With this in mind, I hope that my project echoes the ethos of the Decolonising
the Arts Institute (UAL, 2023) which is “to challenge colonial and imperial legacies,
disrupting ways of seeing, listening, thinking and making to drive cultural, social and
institutional change”. This is important because it endorses equity, both in
attainment and in cultural power. Within UAL in the last four years, we see a consistent gap between home white students and home Black, Asian, Minority Ethnic students. (see chart 1). The gap is more stark between home white and home black students. The gap exists as well between home and international studetns (UAL Dashboards, 2023). The data
alone by no means indicates that this is due to a lack of broad perspectives on the
course. However, anecdotally, from my personal experience as an assessor for
degree shows, B.A.M.E students whose work and diversity of references “look”
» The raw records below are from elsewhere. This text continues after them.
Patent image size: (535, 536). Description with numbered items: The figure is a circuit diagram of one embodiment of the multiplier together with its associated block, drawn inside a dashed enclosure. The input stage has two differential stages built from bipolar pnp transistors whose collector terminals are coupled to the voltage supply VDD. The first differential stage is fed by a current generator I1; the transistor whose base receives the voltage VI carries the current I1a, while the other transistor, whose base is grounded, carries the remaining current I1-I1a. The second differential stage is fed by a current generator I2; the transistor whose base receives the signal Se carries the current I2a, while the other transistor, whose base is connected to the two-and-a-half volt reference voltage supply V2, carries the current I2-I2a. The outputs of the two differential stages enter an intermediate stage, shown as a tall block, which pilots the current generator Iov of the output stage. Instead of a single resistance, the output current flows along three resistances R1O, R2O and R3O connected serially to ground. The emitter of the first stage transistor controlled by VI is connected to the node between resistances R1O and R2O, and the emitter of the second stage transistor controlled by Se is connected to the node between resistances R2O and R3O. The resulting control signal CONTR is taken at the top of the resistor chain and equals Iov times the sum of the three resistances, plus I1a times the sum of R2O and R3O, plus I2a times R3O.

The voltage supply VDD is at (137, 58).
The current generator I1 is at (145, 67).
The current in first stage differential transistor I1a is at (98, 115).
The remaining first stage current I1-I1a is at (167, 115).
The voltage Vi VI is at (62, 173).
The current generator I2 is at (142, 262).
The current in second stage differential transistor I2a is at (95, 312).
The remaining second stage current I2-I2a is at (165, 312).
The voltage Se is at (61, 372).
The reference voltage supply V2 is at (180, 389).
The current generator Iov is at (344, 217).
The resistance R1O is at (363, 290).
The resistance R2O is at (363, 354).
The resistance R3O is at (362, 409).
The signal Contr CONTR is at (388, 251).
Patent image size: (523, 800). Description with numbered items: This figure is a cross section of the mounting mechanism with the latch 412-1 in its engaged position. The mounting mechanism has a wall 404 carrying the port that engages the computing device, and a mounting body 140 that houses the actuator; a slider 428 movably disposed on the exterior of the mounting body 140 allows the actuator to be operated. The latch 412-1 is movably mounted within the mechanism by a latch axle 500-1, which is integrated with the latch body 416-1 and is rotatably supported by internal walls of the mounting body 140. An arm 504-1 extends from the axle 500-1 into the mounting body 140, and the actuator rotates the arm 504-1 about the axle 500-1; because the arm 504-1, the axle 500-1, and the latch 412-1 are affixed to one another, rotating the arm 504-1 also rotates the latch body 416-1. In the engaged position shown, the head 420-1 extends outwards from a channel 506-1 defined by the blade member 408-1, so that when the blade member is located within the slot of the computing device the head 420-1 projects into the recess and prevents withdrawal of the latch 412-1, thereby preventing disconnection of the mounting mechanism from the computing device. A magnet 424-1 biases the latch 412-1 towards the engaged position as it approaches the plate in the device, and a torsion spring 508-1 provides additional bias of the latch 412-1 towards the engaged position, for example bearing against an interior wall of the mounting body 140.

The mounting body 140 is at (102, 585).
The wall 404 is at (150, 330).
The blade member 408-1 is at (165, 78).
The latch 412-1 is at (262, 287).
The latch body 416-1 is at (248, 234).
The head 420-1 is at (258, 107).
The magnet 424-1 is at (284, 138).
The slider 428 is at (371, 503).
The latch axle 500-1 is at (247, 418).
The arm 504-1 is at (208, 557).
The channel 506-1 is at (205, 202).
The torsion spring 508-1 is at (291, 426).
different from the canon were marked down. The reason being that the student
didn’t reference any artist or theorist, i.e. references that are part of the milieu
familiar to the tutor.



To truly liberate the arts curriculum and to redistribute cultural power, it’s not just
about changing the reading lists or the creation of more lists. It is also about
changing the way course content is delivered and assessed, and the environment in
which students are expected to learn. (NUS 2011) It is about dismantling the
hierarchy of knowledge – of what is valuable and legitimate discourse, context and
what is not, of what could look like contemporary art and what does not. As
discussed in Burke and McManus’s Art for a Few (2009), it Is important to consider
which art is privileged and which type of art is encouraged and dismissed. They
quoted Bourdieu in asserting that art is implicated in the reproduction of
inequalities, and that the relationship between culture and power is such that taste
creates social differences. Certain kinds of art can be decoded and appreciated by
those who have been taught how to decode them (Bourdieu 1984). The cultural
capital of the working classes, and certain ethnic groups are, as a result,
compromised.
In my teaching context, non-Western discourses are compromised in
favour of the dominant Western discourses. This view is also supported by Stuart
Hall, who argued how the West has constructed the “Other” as inferior through
cultural representation to justify domination over non-Western cultures (1992) and
that cultural representations are always embedded in power relations and can be
used to reinforce or challenge dominant ideologies (1997).
As such, I hope that the project can shed light in practical terms in my teaching practice how can can decolonise not just the curriculum but our thinking habits and the dominant narratives that have ingrained our minds through our education.